Asymptotic Behavior of Resonant Frequencies in Cylindrical Samples for Resonant Ultrasound Spectroscopy

TL;DR

This paper investigates the asymptotic behavior of resonant frequencies in cylindrical samples for resonant ultrasound spectroscopy, extending previous work on cuboids and improving computational methods for frequency analysis.

Contribution

It extends the understanding of eigenfrequency asymptotics to cylindrical geometries and introduces efficient derivative computations of Zernike polynomials for RUS.

Findings

Asymptotic eigenfrequency behavior characterized for cylinders.

Enhanced computational methods for frequency derivatives using Zernike polynomials.

Relevance to practical RUS samples with cylindrical shapes.

Abstract

Resonant ultrasound spectroscopy (RUS) is a non-destructive technique for assessing the elastic and anelastic properties of materials by analyzing the frequencies of free vibrations in samples with known geometry.
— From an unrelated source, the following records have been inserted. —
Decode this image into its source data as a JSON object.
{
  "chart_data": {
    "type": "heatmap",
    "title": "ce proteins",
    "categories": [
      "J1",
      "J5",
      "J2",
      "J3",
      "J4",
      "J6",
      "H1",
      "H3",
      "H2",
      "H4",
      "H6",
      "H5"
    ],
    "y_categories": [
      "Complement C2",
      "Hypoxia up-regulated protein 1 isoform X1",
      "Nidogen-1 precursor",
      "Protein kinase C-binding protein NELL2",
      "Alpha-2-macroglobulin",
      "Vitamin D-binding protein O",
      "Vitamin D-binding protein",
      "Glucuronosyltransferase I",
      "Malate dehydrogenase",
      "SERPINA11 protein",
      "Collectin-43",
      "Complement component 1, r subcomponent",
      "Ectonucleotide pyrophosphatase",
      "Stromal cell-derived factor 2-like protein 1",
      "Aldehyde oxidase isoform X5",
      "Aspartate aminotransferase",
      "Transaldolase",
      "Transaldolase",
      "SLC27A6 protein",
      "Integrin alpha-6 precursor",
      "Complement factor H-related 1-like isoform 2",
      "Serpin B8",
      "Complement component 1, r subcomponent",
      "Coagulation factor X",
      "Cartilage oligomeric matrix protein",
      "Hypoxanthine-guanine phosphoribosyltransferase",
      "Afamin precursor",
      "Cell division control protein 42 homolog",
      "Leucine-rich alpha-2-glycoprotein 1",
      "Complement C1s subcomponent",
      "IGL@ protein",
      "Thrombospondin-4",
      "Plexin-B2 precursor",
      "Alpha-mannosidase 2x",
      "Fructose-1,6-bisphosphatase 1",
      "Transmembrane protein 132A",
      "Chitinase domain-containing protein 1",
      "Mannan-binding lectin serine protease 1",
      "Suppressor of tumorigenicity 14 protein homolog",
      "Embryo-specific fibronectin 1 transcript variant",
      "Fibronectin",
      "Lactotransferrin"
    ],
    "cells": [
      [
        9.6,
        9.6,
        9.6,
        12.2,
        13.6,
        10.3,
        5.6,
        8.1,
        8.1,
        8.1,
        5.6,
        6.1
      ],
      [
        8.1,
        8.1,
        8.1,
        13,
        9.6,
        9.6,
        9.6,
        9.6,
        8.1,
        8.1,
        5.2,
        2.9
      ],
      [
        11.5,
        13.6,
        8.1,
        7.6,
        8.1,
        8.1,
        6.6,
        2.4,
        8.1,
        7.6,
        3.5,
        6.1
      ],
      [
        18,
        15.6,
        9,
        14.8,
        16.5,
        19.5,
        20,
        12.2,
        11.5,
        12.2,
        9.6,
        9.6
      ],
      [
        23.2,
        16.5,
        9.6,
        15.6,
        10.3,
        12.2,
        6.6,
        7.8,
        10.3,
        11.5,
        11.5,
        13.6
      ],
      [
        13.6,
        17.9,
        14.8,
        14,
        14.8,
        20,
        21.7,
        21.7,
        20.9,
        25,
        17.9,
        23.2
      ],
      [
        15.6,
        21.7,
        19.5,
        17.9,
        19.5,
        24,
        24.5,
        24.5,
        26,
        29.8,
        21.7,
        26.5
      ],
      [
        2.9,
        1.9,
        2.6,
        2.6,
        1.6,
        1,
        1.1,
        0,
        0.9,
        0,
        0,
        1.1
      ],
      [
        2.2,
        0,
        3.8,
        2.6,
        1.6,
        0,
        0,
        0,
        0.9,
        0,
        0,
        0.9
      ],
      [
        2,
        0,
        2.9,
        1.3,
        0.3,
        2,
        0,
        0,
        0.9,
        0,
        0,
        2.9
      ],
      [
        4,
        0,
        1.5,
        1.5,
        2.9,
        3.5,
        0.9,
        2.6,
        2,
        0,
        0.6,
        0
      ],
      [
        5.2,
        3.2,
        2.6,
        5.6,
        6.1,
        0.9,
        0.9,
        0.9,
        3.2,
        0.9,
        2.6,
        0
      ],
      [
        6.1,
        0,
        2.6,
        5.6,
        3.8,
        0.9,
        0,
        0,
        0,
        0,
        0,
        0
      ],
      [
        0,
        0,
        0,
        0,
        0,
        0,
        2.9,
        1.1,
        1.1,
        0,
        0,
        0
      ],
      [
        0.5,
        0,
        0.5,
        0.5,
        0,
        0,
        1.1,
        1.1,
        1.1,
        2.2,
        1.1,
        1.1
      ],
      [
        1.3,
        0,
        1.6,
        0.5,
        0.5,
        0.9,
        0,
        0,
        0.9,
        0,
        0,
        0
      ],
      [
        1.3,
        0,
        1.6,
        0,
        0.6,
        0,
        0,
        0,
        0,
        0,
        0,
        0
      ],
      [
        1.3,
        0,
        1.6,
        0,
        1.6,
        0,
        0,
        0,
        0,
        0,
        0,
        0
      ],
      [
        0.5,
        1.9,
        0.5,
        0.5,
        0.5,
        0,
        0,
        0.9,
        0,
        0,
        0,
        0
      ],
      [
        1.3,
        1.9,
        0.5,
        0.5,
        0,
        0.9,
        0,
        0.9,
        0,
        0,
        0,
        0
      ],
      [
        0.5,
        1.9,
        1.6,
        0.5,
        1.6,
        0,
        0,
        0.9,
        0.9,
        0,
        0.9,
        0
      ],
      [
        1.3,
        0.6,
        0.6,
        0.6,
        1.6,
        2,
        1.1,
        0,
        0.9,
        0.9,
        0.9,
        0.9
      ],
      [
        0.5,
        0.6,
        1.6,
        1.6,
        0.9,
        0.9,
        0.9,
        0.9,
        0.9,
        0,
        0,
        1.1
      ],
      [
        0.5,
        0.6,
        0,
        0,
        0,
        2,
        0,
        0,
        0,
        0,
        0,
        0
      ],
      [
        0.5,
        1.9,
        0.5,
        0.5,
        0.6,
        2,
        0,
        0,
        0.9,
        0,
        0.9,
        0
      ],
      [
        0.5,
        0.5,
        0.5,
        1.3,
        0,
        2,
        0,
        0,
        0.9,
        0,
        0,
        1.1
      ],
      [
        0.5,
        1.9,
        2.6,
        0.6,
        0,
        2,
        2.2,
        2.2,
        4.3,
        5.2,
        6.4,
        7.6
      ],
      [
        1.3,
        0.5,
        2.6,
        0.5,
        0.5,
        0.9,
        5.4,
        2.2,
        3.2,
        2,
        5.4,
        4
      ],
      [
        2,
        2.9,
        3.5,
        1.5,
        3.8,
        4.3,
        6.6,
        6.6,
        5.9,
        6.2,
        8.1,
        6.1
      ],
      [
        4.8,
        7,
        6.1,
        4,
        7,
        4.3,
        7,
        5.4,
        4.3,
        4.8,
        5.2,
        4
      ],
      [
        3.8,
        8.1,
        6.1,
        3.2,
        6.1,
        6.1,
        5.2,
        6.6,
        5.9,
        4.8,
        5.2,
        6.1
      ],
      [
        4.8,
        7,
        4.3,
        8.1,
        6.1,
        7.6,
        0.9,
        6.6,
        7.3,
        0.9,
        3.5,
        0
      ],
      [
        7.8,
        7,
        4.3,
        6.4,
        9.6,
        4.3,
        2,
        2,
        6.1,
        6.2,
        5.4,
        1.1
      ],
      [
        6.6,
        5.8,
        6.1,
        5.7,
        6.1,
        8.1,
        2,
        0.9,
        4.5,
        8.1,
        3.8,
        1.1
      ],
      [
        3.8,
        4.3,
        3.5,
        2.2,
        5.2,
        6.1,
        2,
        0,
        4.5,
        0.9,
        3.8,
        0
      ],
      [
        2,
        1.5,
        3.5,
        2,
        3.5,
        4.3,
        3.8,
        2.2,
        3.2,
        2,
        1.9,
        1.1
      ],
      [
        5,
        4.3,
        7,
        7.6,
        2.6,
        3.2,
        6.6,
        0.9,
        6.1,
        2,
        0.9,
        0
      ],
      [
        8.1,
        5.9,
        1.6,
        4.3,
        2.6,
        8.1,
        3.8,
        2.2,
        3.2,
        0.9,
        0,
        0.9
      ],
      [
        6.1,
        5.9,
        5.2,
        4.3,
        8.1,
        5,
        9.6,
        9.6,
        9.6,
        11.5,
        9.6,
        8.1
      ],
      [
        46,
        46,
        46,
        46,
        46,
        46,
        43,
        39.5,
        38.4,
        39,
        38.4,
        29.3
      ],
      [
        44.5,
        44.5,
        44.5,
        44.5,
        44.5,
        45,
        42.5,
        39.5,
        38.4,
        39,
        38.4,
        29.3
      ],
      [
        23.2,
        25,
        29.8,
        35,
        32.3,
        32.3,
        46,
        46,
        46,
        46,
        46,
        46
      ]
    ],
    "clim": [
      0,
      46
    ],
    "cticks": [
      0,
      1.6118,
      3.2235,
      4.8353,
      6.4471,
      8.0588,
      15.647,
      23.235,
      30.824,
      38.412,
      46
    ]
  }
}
This paper explores the asymptotic behavior of eigenfrequencies in samples with cylindrical geometry. Extending prior research on cuboid samples, our study represents another step toward characterizing asymptotic behavior in arbitrarily shaped samples. While our findings are specific to cylindrical geometries, they are particularly relevant since many RUS samples adopt this shape. Furthermore, we present results on computing derivatives of Zernike polynomials, which may enhance the efficiency of resonant frequency calculations in the RUS method.